For my young friends taking the Prelims exam this October
1. Prelims is a game of elimination. You’re supposed to eliminate the three least probable choices out of four options given on the page (on the page, not in your head). Once you read a question, go for the two least probable choices and eliminate them from your consideration. Now, after this first step, you should make it a contest between the two options left and weigh them against one another. That’ll increase the probability of your picking up the correct answer and save time and reduce your stress level.
2. Divide the questions into three imaginary (but useful) categories.
- A – the easiest 50 questions in General Studies Paper I (and the easiest 40 questions in General Studies Paper II),
- B – relatively difficult 30 questions in General Studies Paper I (and relatively difficult 25 questions in General Studies Paper II) and
- C – the most difficult 20 questions in General Studies Paper I (and the most difficult 15 questions in General Studies Paper II)
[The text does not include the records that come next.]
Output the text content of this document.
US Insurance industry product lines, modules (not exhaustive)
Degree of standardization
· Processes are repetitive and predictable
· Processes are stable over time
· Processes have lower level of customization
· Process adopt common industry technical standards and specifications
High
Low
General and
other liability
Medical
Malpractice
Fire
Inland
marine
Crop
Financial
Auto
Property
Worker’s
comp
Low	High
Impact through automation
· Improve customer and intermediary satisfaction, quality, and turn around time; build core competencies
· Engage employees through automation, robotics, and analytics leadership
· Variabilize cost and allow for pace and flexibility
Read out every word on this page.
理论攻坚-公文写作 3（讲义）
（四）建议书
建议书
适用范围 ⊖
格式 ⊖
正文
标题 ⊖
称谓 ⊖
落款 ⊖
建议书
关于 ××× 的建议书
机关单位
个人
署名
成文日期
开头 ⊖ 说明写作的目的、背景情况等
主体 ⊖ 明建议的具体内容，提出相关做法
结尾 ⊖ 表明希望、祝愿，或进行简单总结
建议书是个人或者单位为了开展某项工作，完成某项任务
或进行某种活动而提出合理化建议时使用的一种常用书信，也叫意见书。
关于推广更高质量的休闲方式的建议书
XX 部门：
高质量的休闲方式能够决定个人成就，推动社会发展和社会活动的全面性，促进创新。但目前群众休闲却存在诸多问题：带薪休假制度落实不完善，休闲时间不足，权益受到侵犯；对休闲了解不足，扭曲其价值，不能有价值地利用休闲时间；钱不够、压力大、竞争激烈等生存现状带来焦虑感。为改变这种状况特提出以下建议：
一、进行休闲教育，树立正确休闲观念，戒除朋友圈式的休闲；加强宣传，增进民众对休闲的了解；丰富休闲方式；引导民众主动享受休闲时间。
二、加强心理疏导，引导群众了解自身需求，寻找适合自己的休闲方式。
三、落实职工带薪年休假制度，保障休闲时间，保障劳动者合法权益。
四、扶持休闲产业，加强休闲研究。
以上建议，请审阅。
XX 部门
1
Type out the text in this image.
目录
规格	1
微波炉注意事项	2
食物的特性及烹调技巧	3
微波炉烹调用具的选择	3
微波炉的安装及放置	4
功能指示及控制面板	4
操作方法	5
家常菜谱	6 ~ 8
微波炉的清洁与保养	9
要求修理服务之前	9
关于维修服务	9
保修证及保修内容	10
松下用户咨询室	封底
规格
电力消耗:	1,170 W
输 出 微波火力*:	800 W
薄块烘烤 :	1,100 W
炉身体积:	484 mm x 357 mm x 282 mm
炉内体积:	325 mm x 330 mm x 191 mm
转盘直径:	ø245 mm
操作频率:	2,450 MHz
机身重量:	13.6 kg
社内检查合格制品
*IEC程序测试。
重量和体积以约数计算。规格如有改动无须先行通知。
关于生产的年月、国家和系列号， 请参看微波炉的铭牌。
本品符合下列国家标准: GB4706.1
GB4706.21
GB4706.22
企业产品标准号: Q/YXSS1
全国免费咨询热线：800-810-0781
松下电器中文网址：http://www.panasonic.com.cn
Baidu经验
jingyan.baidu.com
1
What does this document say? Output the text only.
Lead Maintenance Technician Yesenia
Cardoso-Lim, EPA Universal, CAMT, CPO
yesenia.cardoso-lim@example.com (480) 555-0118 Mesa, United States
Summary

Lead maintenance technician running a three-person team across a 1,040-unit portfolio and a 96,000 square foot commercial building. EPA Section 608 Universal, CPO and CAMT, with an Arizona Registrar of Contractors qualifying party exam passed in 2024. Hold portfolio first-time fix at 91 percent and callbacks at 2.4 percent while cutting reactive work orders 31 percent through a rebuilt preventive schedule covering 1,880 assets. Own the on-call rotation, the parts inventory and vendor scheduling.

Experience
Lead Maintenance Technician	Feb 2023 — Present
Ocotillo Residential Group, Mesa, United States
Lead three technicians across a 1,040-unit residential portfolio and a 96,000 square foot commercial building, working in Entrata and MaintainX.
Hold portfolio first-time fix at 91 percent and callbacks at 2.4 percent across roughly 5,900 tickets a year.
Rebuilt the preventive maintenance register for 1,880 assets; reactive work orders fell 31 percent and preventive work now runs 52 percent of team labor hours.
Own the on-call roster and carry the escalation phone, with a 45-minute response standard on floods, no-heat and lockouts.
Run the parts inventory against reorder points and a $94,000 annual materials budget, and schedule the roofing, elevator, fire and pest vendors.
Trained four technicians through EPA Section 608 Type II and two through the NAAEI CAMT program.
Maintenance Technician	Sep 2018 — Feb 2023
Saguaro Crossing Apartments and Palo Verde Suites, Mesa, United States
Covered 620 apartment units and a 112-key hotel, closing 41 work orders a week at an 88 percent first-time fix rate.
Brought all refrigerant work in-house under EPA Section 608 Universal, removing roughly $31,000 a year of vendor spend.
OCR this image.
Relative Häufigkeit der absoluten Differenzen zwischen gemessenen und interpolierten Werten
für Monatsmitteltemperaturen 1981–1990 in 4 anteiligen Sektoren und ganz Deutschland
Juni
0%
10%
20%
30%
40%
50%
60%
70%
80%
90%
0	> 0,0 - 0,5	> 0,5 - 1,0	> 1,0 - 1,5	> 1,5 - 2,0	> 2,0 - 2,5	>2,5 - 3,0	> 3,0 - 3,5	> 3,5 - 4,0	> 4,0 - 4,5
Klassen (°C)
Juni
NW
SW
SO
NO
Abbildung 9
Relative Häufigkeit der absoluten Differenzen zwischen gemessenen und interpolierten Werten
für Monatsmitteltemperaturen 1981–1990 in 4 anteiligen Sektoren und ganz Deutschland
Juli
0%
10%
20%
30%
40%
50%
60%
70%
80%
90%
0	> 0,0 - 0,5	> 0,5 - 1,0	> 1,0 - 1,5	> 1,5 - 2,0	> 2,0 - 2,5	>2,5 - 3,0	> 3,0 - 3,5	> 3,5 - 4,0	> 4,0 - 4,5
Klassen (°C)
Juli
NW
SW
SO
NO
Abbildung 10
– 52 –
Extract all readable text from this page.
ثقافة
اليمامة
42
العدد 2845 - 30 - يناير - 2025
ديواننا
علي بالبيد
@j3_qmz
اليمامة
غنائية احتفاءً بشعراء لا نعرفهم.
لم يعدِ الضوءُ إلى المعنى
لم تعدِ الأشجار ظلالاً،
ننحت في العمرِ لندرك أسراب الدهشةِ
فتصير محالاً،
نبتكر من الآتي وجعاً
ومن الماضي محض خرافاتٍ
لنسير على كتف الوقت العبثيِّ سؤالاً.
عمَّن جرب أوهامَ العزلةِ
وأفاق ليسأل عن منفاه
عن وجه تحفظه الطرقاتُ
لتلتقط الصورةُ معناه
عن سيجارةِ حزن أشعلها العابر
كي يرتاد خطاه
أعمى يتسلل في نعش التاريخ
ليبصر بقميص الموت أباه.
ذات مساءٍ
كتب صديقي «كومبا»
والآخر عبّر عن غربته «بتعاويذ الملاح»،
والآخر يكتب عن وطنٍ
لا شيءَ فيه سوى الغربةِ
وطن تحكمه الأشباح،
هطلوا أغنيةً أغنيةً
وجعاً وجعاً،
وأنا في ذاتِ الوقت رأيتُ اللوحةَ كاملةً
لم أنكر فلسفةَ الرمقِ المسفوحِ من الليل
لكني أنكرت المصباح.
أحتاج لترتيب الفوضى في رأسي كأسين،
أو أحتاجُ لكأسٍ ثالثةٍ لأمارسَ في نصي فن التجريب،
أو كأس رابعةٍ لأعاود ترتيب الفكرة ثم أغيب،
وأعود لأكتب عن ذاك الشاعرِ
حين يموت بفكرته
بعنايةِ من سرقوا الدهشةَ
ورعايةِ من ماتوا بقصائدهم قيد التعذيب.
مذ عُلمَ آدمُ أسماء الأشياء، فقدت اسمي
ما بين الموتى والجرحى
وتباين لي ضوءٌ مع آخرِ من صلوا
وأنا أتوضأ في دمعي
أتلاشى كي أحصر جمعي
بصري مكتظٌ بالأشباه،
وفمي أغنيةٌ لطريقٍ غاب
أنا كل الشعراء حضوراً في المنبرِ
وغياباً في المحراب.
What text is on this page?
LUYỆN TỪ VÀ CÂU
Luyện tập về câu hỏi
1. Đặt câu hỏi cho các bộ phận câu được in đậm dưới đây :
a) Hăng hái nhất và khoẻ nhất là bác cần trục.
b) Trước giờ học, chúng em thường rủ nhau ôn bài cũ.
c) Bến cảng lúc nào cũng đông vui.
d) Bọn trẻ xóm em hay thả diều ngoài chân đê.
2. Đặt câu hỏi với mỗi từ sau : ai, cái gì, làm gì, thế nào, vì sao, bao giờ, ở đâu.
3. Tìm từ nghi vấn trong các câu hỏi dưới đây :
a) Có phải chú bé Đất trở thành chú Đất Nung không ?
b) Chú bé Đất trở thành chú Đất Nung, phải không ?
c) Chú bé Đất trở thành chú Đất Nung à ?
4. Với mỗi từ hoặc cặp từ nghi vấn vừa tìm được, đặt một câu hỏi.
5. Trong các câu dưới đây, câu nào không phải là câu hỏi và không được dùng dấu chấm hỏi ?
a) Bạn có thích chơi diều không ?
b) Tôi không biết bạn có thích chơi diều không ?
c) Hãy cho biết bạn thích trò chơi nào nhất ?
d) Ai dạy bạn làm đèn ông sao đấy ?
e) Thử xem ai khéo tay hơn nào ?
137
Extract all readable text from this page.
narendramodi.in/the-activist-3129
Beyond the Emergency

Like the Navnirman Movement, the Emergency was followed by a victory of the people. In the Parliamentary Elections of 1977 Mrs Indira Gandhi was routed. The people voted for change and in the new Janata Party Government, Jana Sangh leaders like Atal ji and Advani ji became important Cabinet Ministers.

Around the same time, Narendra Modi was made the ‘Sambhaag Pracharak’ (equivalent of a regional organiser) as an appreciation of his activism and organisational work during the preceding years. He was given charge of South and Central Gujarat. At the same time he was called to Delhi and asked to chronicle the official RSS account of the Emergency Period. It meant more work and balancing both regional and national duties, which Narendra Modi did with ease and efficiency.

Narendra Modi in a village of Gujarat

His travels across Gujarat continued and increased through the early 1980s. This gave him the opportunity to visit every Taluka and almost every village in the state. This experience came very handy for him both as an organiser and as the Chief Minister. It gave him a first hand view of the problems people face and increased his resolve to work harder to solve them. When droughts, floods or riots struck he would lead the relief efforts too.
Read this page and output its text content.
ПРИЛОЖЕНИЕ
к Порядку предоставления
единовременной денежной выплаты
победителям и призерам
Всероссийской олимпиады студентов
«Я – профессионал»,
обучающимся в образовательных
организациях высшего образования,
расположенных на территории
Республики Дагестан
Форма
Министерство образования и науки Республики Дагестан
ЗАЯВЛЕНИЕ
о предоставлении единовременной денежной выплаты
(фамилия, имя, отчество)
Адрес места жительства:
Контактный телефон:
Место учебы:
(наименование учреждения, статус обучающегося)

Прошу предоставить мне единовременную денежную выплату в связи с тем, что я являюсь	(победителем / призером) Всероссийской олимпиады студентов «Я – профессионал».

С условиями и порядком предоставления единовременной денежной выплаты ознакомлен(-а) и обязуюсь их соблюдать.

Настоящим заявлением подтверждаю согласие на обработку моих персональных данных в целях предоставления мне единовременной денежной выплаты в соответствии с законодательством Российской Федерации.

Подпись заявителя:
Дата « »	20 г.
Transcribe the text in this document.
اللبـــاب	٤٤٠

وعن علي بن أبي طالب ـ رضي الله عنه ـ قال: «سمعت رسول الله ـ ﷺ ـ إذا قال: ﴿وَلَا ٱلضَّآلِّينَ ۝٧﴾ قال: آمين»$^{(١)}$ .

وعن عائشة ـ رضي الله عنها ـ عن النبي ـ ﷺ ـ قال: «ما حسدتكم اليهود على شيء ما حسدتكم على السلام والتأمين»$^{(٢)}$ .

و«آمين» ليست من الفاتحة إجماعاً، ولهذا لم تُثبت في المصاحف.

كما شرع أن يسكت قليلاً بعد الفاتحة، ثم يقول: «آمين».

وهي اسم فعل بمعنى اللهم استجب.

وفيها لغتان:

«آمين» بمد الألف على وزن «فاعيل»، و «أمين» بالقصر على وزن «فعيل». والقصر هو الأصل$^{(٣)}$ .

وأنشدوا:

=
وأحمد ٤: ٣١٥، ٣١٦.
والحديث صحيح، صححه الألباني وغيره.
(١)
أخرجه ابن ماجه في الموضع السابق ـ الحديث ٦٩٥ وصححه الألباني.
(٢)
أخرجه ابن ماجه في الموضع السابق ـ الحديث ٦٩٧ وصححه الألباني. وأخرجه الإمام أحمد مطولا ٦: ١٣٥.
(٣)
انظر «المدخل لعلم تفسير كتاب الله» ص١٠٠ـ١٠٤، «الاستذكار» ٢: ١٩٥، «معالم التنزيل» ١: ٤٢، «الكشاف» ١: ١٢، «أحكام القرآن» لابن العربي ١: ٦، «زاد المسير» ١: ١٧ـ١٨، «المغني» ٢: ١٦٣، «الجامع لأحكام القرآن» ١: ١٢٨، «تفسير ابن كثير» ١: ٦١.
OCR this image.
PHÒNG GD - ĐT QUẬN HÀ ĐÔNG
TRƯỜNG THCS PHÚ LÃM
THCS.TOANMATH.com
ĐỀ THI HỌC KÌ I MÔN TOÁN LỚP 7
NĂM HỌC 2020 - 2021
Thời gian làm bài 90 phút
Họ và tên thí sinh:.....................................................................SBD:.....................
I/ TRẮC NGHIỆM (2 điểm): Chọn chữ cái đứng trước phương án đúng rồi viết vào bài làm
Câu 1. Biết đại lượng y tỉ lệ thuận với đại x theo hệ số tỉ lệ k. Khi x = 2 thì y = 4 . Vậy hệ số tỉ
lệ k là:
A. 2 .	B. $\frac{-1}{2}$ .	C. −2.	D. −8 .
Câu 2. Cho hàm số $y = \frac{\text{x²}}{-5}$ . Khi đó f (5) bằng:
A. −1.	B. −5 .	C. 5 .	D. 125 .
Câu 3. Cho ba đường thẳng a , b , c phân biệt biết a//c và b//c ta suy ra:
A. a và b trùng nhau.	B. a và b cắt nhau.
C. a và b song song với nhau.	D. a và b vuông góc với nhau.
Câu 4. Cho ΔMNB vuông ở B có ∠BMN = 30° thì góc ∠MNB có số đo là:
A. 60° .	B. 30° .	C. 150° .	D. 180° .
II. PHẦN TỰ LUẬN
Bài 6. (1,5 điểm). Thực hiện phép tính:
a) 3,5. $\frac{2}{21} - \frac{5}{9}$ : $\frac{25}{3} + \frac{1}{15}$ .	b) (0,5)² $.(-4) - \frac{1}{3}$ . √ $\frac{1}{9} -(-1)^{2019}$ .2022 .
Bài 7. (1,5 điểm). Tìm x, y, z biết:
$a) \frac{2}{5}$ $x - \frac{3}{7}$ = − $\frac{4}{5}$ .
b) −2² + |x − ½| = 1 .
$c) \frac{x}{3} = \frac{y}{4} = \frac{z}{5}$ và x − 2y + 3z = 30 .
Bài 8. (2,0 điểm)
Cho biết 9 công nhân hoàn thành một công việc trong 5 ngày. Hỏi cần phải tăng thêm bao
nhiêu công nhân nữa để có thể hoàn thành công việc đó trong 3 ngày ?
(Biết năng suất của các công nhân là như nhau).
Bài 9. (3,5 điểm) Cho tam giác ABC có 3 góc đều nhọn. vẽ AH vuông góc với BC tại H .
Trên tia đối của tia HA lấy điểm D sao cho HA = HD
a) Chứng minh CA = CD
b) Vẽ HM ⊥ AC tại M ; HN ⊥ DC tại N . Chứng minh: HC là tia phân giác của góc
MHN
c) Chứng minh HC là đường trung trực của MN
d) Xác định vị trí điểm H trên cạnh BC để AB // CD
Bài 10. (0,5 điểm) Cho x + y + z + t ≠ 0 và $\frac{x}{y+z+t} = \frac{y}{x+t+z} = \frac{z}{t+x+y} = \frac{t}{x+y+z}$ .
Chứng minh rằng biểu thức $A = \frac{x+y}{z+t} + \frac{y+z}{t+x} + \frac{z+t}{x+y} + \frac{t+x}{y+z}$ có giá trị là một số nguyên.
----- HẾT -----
If you’re a reasonably good student, you should be able to solve the A category questions without sweating and gasping too much. Try to attempt these questions first. Don’t get stuck with the questions that you find difficult in your first reading (B and C category questions). You can always come back to them once you’re done with the A category questions.
3. Please do remember, if you skip a question on the question paper (on the page, not in your head), you must skip it on the Answer Sheet. Don’t use your black ball pen to darken the circle meant for the question number (you’re skipping at the moment) on the Answer Sheet.
4. Once you’re done with the A category questions, come back to the question number 1 on the question paper and start looking for the B category questions.
Apply the basic technique of elimination while attempting the B category questions. Eliminate the two least possible options out of four. While weighing the rest two against each other, please focus on the why (as against how, what and when) in the question.
5. After you’re done with the B category questions, come back to the question number 1 on the question paper and start looking for the C category questions.
This is where negative marking comes into play. (If a candidate gives more than one answer it is treated as wrong answer. If a question is left blank, there is no penalty for that question.)
While attempting a question without being absolutely confident about the correct answer, please keep these questions in mind.
How many questions (that you’re attempting to answer) belong to the C category?
What is the possibility of all your answers to the C category questions going wrong?
How much will you earn by attempting these C category questions in the final analysis? (For each question for which a wrong answer is given by the candidate, one-third of the marks assigned to that question are deducted as penalty. That is, three wrong answers will eat away one right answer)?
6. Prelims is a percentage game. Play like Pete Sampras. Not like Andre Agassi.
7. Do a mental calculation while tackling the C category questions. For every four C category questions, you must get at least one answer correct. Otherwise, you’ll end up ruining your final score, thanks to negative marking.
8. Here is my favourite analogy from cricket.
Bat like Rahul Dravid while attempting the A category questions. Be absolutely sure of where your off stump is. Darken the circles carefully on the Answer Sheet. Skip the difficult question on the Answer Sheet while skipping it on the question paper. Don’t rush yourself through just because you find the questions easy. Don’t lose your wicket to a long hop.
Bat like VVS Laxman while attempting the B category questions. Put a premium on your wicket while playing your shots. Respect the bowler (the difficult questions) without compromising your natural instinct. Don’t play across the line.
Bat like MS Dhoni attempting the C category questions. Take the match to the last over. Play a percentage game. Let the bowler blink first. Allow yourself to fail (that is, allow yourself to not attempt the questions that are way too difficult). Don’t fret over the questions you decide to not attempt.
9. The exams are a daylight affair. Your body and mind need to primed for the D-day. You can’t keep staying awake at night week after week and expect your body and mind to be in top shape on the exam day. Please use your nights for long, uninterrupted sleep. 8 hours, as the doctors say.
10. Don’t listen to music while studying. Not good. Sorry, Spotify.
Here is what research says. (Musliu, Arian & Berisha, Blerta & Latifi, Diellza & Peci, Djellon. (2017). The Impact of Music on Memory. European Journal of Social Sciences Education and Research. 10. 222. 10.26417/ejser.v10i2.p222-227.